RAGamuffin supports ONNX models for cross-platform compatibility. Recommended starter model:

- **Model**: `all-mpnet-base-v2` from HuggingFace
- **Download**: [Model](https://huggingface.co/sentence-transformers/all-mpnet-base-v2/blob/main/onnx/model.onnx) | [Tokenizer](https://huggingface.co/sentence-transformers/all-mpnet-base-v2/resolve/main/tokenizer.json)

### Training Strategies

- **RetrainFromScratch**: Drop all existing data and retrain
- **IncrementalAdd**: Add new documents (skip if exists)
- **IncrementalUpdate**: Add new documents and update existing ones
- **ProcessOnly**: Only process documents, no vector operations

### Chunking Options

```csharp
// PDF processing options
.WithPdfOptions(new PdfHybridParagraphIngestionOptions
{
MinSize = 0, // Minimum chunk size
MaxSize = 800, // Maximum chunk size
Overlap = 400, // Overlap between chunks
UseMetadata = true // Include document metadata
})

// Text processing options
.WithTextOptions(new TextHybridParagraphIngestionOptions
{
MinSize = 500, // Minimum chunk size
MaxSize = 800, // Maximum chunk size
Overlap = 400, // Overlap between chunks
UseMetadata = true // Include document metadata
})
```

## 🏗️ Architecture

RAGamuffin is built with a modular architecture:

- **Abstractions**: Clean interfaces for embedding, ingestion, and vector storage
- **Core**: Main pipeline logic and data models
- **Embedding**: ONNX-based embedding providers
- **Ingestion**: PDF and text processing engines
- **VectorStores**: SQLite vector database implementation
- **Builders**: Fluent API for pipeline configuration

## 🤝 Contributing

Contributions are welcome!
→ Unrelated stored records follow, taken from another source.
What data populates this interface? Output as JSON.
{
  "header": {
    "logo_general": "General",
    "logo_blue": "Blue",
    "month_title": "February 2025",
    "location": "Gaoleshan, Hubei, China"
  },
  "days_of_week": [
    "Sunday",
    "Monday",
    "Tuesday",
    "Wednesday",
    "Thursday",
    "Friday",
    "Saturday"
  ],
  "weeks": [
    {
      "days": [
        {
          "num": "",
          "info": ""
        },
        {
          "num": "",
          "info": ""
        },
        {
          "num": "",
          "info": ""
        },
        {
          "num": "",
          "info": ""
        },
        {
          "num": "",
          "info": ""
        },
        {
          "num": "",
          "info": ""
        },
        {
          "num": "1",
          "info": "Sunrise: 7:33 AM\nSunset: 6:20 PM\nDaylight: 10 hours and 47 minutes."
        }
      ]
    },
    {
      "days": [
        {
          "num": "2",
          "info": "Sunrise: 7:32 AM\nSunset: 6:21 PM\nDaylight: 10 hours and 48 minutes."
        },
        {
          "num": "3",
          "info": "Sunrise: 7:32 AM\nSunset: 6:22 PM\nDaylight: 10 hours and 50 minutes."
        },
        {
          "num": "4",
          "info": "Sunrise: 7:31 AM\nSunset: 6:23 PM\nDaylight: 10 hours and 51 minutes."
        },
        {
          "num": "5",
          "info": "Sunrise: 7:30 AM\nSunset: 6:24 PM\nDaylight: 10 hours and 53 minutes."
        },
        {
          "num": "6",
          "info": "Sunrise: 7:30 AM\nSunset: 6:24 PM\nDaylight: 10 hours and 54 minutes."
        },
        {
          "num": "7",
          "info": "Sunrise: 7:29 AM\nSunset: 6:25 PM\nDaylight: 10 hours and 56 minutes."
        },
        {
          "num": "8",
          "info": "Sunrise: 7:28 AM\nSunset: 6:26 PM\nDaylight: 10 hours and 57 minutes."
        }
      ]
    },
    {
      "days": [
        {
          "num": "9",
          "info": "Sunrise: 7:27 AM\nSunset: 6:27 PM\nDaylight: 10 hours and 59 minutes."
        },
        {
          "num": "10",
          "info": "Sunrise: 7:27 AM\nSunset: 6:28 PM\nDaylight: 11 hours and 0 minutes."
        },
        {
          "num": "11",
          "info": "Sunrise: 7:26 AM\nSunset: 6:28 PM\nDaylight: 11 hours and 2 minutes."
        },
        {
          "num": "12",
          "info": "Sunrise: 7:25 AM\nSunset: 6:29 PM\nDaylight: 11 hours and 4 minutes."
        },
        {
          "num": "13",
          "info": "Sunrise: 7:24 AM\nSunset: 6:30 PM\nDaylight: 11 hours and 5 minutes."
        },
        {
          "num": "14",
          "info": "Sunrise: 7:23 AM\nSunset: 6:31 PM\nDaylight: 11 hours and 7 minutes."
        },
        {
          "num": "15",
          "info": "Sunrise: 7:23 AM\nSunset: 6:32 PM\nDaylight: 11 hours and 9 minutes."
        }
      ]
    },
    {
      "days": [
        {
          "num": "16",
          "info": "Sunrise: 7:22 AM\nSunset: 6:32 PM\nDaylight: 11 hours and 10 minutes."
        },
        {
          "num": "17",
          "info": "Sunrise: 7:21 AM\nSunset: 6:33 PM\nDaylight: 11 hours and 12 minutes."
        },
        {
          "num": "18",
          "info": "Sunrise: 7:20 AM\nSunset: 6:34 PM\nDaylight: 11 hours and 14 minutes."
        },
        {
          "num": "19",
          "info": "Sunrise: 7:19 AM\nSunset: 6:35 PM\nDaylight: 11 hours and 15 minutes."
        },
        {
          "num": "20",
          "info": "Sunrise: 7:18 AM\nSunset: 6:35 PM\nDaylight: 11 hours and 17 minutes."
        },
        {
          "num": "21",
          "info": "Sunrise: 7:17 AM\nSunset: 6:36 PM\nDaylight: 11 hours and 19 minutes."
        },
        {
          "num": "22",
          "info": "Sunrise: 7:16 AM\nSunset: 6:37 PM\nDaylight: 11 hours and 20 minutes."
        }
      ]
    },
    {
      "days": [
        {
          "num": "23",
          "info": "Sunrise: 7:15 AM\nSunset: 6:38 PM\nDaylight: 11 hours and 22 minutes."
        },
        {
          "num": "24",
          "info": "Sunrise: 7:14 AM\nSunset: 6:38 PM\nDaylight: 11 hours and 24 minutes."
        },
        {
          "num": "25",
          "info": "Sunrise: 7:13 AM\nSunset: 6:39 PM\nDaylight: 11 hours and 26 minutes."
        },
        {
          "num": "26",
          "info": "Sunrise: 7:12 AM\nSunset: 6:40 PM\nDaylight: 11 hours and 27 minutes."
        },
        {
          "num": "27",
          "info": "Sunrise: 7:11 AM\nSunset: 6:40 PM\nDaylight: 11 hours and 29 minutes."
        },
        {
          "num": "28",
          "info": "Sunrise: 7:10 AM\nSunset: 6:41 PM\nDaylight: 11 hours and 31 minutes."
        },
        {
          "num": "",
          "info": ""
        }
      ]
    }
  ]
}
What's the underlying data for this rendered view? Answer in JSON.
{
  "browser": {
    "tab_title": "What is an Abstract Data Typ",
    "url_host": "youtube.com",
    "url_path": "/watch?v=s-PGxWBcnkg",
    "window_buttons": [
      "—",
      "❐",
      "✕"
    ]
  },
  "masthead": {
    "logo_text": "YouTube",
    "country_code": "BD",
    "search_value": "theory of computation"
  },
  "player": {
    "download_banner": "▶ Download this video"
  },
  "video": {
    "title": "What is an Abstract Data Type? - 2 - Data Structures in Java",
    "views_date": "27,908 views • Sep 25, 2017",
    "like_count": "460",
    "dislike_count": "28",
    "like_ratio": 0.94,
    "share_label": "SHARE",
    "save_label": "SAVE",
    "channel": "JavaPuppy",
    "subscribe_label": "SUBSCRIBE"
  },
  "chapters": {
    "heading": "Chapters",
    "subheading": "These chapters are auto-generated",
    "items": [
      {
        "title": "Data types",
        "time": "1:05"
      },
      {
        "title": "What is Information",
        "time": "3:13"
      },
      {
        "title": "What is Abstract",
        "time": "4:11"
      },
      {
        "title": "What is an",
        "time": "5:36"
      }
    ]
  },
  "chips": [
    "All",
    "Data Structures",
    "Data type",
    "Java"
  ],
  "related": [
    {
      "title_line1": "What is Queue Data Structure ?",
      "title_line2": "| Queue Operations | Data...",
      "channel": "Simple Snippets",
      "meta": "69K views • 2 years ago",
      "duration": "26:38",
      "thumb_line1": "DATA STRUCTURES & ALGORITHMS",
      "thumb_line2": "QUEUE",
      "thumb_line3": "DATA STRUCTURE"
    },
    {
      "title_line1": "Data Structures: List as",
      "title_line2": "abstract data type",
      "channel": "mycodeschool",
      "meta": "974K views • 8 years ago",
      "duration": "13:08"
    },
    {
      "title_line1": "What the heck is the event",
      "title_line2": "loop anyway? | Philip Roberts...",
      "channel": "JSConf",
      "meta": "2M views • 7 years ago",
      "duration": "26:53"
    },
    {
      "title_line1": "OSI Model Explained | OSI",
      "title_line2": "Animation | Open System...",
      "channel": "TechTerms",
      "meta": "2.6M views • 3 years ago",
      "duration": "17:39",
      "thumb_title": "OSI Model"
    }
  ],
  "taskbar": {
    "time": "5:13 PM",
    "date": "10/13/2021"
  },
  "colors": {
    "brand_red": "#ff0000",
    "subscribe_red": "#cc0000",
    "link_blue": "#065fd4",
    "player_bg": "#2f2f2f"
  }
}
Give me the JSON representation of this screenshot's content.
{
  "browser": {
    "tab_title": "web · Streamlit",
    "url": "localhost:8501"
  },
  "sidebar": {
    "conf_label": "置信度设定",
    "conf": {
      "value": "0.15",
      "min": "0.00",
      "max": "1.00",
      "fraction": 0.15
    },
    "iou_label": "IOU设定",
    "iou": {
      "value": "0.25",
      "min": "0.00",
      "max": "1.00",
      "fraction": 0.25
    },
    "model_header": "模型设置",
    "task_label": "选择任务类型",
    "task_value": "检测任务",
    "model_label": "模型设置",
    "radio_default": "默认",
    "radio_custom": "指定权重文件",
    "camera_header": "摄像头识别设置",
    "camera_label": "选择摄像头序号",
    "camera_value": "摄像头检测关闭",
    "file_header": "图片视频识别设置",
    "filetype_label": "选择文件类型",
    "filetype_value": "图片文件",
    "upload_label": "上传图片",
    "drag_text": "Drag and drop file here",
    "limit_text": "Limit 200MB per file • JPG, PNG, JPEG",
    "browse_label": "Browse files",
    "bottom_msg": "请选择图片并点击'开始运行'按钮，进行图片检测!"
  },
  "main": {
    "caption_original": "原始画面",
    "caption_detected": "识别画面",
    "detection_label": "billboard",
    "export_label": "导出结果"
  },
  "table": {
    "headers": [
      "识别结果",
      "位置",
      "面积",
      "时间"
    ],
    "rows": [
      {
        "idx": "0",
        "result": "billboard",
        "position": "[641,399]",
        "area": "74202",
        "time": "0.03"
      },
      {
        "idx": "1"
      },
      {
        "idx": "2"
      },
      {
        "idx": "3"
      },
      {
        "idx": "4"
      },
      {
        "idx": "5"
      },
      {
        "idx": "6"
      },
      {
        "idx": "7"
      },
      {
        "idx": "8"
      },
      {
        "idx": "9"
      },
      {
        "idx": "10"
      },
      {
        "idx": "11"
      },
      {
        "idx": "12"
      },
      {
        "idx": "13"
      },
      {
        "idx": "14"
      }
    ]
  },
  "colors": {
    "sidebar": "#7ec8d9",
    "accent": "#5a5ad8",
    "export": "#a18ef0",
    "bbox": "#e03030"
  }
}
Please feel free to submit a Pull Request.

## 📄 License

This project is licensed under the MIT License - see the [LICENSE.txt](LICENSE.txt) file for details.

## 🔗 Related Projects

- **[InstructSharp](https://github.com/jonathanfavorite/InstructSharp)**: LLM client library for .NET
- **[PdfPig](https://github.com/UglyToad/PdfPig)**: PDF processing library
- **[Microsoft.ML.OnnxRuntime](https://github.com/microsoft/onnxruntime)**: ONNX model inference

---

**RAGamuffin** - Making RAG pipelines simple and accessible for .NET developers.